We can all have in mind to buy our own house or apartment, but is it the perfect time to buy? And if so, is it the best time to apply for a mortgage loan? In this note we will evaluate the aspects you should consider to request this type of loan.
The first aspect you should consider is job stability. Banks evaluate the payment capacity of those who request this type of credit, in the evaluation you must have a fixed monthly income. If you are a dependent worker, you must at least have worked a year for your current company.
The initial fee
Banks do not lend 100% of the value of the property you want to buy. Therefore, it is necessary that they have the initial quota of the property. In general, this amount should be 10% of the value of the apartment or house for sale, although it is recommended that you do not affect your economy so much, is that you have 20%. Keep in mind that the higher the money saved you have, the lower the monthly installments you will pay for the mortgage.
Even if you want to buy a house, you won’t be able to have a mortgage loan if you don’t have a credit history. Not only does it imply that you do not have debts, but that you have financial activity, be it the use of credit cards or minor loans.
Without a credit history, banks will have no idea of your payment behavior and will not be able to lend you. If you have a good credit history, you should evaluate your current debts, plus the monthly mortgage payment does not exceed 45% of your income, otherwise you will not be able to assume the responsibility of paying the borrowed.
The interest rate
One factor that you should take into account when requesting a loan of this type is the current interest rate. You can search online comparators to get an average. For example, last July was a good time to apply for mortgage loans since the interest rate was at its historical low of 7.28%.
Aspects that can lower the interest rate
The situation described in the previous point could happen again under certain conditions, for example, that there will again be a decrease in interest in the US or that there is greater competition for mortgage loans between financial institutions in the country.
How to know what term to request a mortgage loan?

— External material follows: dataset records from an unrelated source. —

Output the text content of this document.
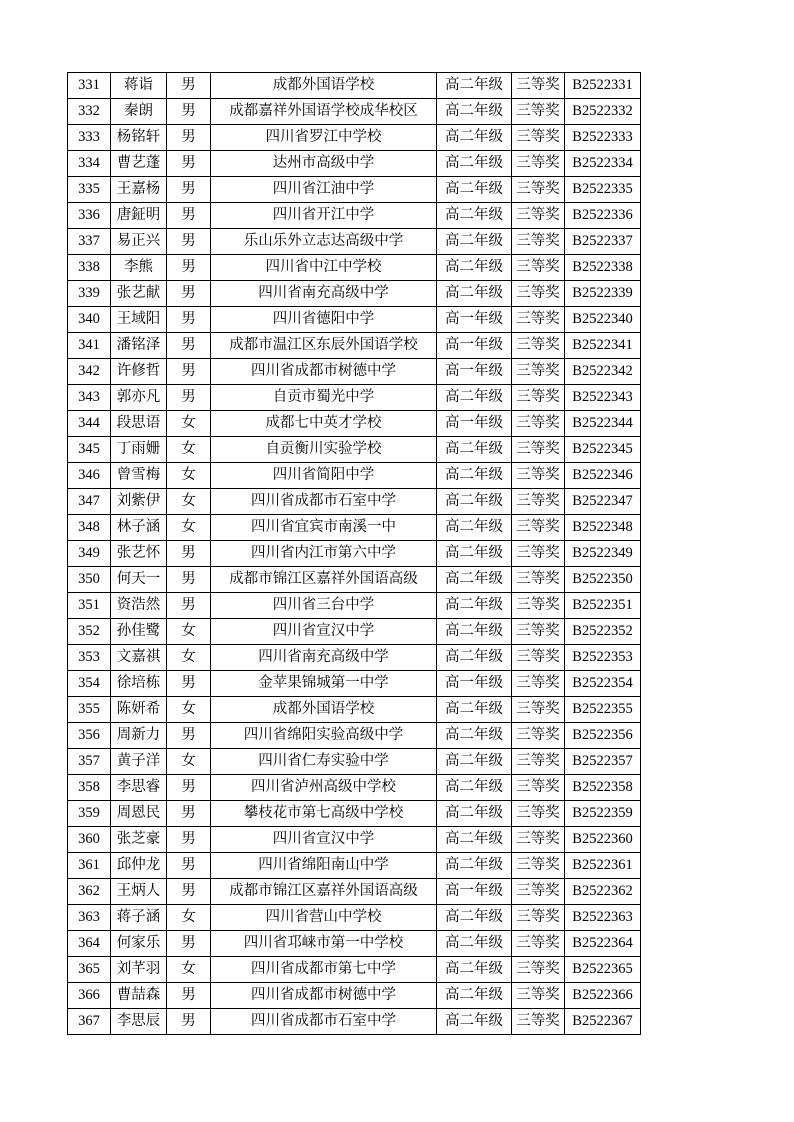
331	蒋诣	男	成都外国语学校	高二年级	三等奖	B2522331
332	秦朗	男	成都嘉祥外国语学校成华校区	高二年级	三等奖	B2522332
333	杨铭轩	男	四川省罗江中学校	高二年级	三等奖	B2522333
334	曹艺蓬	男	达州市高级中学	高二年级	三等奖	B2522334
335	王嘉杨	男	四川省江油中学	高二年级	三等奖	B2522335
336	唐鉦明	男	四川省开江中学	高二年级	三等奖	B2522336
337	易正兴	男	乐山乐外立志达高级中学	高二年级	三等奖	B2522337
338	李熊	男	四川省中江中学校	高二年级	三等奖	B2522338
339	张艺献	男	四川省南充高级中学	高二年级	三等奖	B2522339
340	王域阳	男	四川省德阳中学	高一年级	三等奖	B2522340
341	潘铭泽	男	成都市温江区东辰外国语学校	高一年级	三等奖	B2522341
342	许修哲	男	四川省成都市树德中学	高一年级	三等奖	B2522342
343	郭亦凡	男	自贡市蜀光中学	高二年级	三等奖	B2522343
344	段思语	女	成都七中英才学校	高一年级	三等奖	B2522344
345	丁雨姗	女	自贡衡川实验学校	高二年级	三等奖	B2522345
346	曾雪梅	女	四川省简阳中学	高二年级	三等奖	B2522346
347	刘紫伊	女	四川省成都市石室中学	高二年级	三等奖	B2522347
348	林子涵	女	四川省宜宾市南溪一中	高二年级	三等奖	B2522348
349	张艺怀	男	四川省内江市第六中学	高二年级	三等奖	B2522349
350	何天一	男	成都市锦江区嘉祥外国语高级	高二年级	三等奖	B2522350
351	资浩然	男	四川省三台中学	高二年级	三等奖	B2522351
352	孙佳鹭	女	四川省宣汉中学	高二年级	三等奖	B2522352
353	文嘉祺	女	四川省南充高级中学	高二年级	三等奖	B2522353
354	徐培栋	男	金苹果锦城第一中学	高一年级	三等奖	B2522354
355	陈妍希	女	成都外国语学校	高二年级	三等奖	B2522355
356	周新力	男	四川省绵阳实验高级中学	高二年级	三等奖	B2522356
357	黄子洋	女	四川省仁寿实验中学	高二年级	三等奖	B2522357
358	李思睿	男	四川省泸州高级中学校	高二年级	三等奖	B2522358
359	周恩民	男	攀枝花市第七高级中学校	高二年级	三等奖	B2522359
360	张芝豪	男	四川省宣汉中学	高二年级	三等奖	B2522360
361	邱仲龙	男	四川省绵阳南山中学	高二年级	三等奖	B2522361
362	王炳人	男	成都市锦江区嘉祥外国语高级	高一年级	三等奖	B2522362
363	蒋子涵	女	四川省营山中学校	高二年级	三等奖	B2522363
364	何家乐	男	四川省邛崃市第一中学校	高二年级	三等奖	B2522364
365	刘芊羽	女	四川省成都市第七中学	高二年级	三等奖	B2522365
366	曹喆森	男	四川省成都市树德中学	高二年级	三等奖	B2522366
367	李思辰	男	四川省成都市石室中学	高二年级	三等奖	B2522367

If you have already discovered that it is the best time for you to ask for the mortgage loan you need, it is time for you to evaluate in what period it will be better for you to schedule the payment of your total debt. Here are some tips:
- Ideally, choose as little time as possible to pay your mortgage. Specialists recommend that it be between 15 to 20 years. But everything will depend on the monthly income of each family unit.
- Keep in mind that the more years you set the mortgage payment, the more interest you will pay at the end.
- The number of years to pay your mortgage will also vary from the financial institution to which you borrow. There are some that give this type of loans to be paid between 5 to 10 years, while others in up to 30 years.
- The minimum and maximum financing term will be determined by the bank based on your ability to pay, choose the shortest possible time within the range that they recommend to reduce interest.
Finally, we advise you to evaluate properties within the range of your income. That way the monthly fee will never exceed 45% of your monthly income, so you won’t drastically affect your economy.